Administrators at West Broward High School in Pembroke Pines, about 18 miles southwest of Fort Lauderdale, paused sales and distribution of "The Edge" last Friday "while the concerns were carefully reviewed," according to a statement from Broward County Public Schools.
Elise Twitchell, a senior at West Broward High School and co-editor-in-chief of "The Edge," showed Miami ABC affiliate WPLG-TV the yearbook pages at the center of the controversy. A two-page spread shows students participating in protests in support of Black Lives Matter, which was kickstarted in 2013 in response to the fatal shooting of unarmed Black teenager Trayvon Martin in Florida and the subsequent acquittal of his killer, local vigilante George Zimmerman. The racial justice movement has since become a global organization that says it aims to "eradicate white supremacy and build local power to intervene in violence inflicted on Black communities by the state and vigilantes."

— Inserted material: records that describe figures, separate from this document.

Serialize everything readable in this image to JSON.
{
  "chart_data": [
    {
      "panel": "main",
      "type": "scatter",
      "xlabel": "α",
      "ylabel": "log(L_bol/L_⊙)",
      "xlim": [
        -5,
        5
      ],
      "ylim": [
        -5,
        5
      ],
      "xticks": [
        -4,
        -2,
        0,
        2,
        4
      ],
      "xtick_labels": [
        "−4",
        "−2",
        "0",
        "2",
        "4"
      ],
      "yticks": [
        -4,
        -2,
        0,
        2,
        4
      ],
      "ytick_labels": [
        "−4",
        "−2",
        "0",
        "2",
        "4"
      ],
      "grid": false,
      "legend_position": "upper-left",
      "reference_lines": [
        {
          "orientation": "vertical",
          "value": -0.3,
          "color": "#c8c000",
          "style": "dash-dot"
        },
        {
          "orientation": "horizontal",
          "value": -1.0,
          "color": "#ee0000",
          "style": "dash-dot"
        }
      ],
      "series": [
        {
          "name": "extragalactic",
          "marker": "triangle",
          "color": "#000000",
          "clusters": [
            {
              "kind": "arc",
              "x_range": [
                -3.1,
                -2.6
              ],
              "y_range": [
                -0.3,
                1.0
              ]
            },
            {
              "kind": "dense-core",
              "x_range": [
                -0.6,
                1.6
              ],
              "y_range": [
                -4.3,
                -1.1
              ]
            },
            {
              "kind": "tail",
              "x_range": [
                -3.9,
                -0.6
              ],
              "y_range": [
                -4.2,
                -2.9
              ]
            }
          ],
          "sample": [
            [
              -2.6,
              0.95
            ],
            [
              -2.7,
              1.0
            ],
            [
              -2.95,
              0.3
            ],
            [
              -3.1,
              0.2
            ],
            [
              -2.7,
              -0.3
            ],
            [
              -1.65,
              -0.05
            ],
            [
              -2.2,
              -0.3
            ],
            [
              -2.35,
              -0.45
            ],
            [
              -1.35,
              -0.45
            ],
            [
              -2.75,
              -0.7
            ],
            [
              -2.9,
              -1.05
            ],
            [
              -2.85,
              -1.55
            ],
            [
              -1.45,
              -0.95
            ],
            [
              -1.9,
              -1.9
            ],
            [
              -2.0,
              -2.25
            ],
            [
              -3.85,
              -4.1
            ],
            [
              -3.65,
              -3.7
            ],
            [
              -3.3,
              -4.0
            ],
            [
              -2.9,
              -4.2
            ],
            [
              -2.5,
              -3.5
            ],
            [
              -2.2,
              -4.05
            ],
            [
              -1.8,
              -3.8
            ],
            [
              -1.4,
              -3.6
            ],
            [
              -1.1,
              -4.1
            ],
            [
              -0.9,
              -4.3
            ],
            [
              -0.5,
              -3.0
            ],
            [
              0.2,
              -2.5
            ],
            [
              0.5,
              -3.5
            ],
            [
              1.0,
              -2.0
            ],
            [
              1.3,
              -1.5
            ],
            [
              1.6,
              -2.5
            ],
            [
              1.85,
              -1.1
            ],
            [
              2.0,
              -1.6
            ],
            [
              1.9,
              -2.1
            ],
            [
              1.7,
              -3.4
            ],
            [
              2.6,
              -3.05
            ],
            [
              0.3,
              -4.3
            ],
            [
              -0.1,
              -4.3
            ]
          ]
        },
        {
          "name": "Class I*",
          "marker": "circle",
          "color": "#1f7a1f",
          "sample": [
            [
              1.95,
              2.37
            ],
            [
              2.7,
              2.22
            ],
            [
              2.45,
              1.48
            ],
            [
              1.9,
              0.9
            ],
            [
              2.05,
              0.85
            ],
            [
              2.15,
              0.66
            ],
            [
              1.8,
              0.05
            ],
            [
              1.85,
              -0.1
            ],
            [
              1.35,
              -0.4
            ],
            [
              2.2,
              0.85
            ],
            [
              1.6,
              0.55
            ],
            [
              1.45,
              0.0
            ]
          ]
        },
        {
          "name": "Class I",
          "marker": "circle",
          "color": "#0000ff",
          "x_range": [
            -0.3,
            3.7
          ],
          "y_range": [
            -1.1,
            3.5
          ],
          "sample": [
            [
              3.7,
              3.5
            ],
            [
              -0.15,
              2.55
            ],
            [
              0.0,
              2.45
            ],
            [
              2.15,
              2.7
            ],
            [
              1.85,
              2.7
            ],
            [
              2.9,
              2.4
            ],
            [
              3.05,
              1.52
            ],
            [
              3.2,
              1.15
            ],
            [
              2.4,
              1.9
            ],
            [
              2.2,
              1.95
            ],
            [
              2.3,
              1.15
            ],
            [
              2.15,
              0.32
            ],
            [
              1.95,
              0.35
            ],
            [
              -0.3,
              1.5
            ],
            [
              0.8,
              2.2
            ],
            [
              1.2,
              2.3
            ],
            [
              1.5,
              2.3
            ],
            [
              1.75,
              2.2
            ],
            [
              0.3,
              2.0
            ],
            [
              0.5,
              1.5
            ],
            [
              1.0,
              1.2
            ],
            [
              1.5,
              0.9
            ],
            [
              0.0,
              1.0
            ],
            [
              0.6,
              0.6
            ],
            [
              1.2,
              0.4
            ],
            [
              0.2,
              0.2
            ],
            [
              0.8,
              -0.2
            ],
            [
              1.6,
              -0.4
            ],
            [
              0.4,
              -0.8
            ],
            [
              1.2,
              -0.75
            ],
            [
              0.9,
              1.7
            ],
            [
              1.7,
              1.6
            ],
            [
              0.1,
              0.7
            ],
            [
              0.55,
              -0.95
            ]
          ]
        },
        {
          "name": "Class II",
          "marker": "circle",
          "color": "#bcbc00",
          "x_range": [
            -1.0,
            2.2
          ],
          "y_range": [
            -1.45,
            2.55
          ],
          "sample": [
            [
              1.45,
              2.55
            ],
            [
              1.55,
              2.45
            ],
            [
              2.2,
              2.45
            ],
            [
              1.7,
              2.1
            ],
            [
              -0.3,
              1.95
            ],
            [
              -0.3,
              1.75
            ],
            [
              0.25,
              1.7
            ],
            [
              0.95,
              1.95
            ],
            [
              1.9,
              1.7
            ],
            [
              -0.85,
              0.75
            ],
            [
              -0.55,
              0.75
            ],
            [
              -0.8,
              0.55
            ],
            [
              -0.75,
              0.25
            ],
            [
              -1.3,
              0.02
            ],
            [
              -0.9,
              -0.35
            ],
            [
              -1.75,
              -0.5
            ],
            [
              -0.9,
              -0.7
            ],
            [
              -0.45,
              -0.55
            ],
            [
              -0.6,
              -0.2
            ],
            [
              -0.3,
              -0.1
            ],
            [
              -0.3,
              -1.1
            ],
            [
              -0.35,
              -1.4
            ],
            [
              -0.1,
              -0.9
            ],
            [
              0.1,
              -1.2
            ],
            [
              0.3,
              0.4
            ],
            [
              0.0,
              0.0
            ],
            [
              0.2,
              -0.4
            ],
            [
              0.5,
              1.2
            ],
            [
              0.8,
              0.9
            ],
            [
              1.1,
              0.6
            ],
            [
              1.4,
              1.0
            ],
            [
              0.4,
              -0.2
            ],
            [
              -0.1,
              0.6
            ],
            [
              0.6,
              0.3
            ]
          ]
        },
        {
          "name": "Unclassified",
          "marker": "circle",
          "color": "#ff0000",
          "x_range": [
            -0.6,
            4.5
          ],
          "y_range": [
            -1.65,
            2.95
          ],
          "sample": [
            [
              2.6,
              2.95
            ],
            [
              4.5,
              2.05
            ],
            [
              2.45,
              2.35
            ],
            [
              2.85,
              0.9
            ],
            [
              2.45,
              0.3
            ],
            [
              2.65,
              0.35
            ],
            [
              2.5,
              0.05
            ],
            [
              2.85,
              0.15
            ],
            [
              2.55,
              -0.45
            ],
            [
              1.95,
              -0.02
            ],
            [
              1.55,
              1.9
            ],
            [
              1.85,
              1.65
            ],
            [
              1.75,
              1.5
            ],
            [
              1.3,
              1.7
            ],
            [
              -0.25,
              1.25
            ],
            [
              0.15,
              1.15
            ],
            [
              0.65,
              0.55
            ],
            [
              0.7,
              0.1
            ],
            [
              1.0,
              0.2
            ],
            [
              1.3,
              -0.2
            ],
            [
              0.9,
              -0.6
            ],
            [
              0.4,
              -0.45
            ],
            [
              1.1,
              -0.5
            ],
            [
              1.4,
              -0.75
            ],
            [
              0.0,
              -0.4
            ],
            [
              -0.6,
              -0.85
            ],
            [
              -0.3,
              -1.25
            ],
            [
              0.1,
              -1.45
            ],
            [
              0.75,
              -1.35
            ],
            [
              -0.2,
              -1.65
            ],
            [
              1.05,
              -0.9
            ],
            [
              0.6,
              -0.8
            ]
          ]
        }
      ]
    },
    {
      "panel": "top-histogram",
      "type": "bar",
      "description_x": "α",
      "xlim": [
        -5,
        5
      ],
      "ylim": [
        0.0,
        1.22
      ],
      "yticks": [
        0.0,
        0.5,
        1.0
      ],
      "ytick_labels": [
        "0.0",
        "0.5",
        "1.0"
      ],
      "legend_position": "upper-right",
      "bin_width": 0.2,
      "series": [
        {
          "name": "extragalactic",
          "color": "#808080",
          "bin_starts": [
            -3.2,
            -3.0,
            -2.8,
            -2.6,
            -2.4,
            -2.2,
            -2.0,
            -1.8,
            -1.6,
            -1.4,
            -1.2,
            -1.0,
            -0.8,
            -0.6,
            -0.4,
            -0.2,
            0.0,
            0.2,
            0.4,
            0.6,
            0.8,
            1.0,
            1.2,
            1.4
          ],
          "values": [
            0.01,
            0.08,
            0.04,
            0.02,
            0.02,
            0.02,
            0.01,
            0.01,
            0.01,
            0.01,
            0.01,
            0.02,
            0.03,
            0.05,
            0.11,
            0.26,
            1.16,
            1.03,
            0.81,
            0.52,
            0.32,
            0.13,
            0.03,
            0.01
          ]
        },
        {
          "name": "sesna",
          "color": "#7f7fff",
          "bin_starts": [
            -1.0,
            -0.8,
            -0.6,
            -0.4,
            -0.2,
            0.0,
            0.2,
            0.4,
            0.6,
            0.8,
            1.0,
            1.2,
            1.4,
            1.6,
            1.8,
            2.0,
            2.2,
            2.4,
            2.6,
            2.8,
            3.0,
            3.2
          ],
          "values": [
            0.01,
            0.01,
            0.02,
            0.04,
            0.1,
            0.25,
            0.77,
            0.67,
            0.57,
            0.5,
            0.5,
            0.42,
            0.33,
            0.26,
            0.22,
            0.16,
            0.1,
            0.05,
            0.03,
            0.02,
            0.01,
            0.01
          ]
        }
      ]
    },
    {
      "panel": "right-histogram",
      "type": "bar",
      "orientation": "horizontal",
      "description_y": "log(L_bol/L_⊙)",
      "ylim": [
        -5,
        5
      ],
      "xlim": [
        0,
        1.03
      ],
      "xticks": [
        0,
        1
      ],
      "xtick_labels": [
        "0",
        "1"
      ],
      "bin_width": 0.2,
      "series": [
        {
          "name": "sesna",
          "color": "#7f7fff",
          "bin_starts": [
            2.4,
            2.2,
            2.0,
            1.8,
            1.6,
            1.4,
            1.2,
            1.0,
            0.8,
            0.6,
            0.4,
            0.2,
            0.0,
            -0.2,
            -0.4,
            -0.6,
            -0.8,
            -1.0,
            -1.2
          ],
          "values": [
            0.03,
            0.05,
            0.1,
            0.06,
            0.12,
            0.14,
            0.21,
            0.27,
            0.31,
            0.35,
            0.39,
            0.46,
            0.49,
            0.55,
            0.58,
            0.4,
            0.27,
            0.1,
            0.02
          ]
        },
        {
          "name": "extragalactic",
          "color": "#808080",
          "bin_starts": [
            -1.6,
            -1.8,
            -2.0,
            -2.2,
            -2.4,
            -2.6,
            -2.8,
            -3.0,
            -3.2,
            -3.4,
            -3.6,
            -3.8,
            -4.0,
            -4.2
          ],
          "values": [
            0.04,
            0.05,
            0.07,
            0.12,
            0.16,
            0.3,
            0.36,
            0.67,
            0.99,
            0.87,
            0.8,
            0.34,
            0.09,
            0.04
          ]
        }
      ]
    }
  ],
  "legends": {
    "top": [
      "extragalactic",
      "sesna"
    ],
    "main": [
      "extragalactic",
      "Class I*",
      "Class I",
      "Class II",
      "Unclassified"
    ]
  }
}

Black Lives Matter gained momentum last year following the killing of George Floyd, an unarmed Black man who died after a white Minneapolis police officer knelt on his neck for several minutes. The two pages in "The Edge" depict the history of the movement and include the names of Black men, women and children who have died at the hands of police.
"Most of it is history," Twitchell told WPLG, "of why it's happening."
Twitchell said school administrators decided to stop selling and distributing the $90 yearbook last week without consulting with the editors after parents complained. She said the yearbook editors were told that the pages were not objective because they didn't include a conversation about Blue Lives Matter, a pro-police countermovement that emerged after Black Lives Matter amid growing criticism of law enforcement.
"We just didn't feel that including anything beyond Black Lives Matter was appropriate because we thought that it took away from the purpose of the page," David Fleischer, the yearbook teacher at West Broward High School, told WPLG.
Fleischer said school administrators had the opportunity to review the Black Lives Matter spread before publication but chose not to, "thereby tacitly approving its inclusion."
"Indefinitely suspending the yearbook over a spread advocating for education about racism is not what a 'world class' school does," he added.
Yearbook sales and distribution resumed Monday after Broward County Public Schools completed its review of the controversial pages. The school district noted that it "supports and encourages students’ freedom of expression."
"As the yearbook is intended to highlight notable and newsworthy events from that year, student journalists exercised their freedom of speech in documenting the movement," Broward County Public Schools said in its statement. "As a result of the review, distribution of the yearbook resumed Monday morning with an insert noting that the views expressed are not sponsored by the District."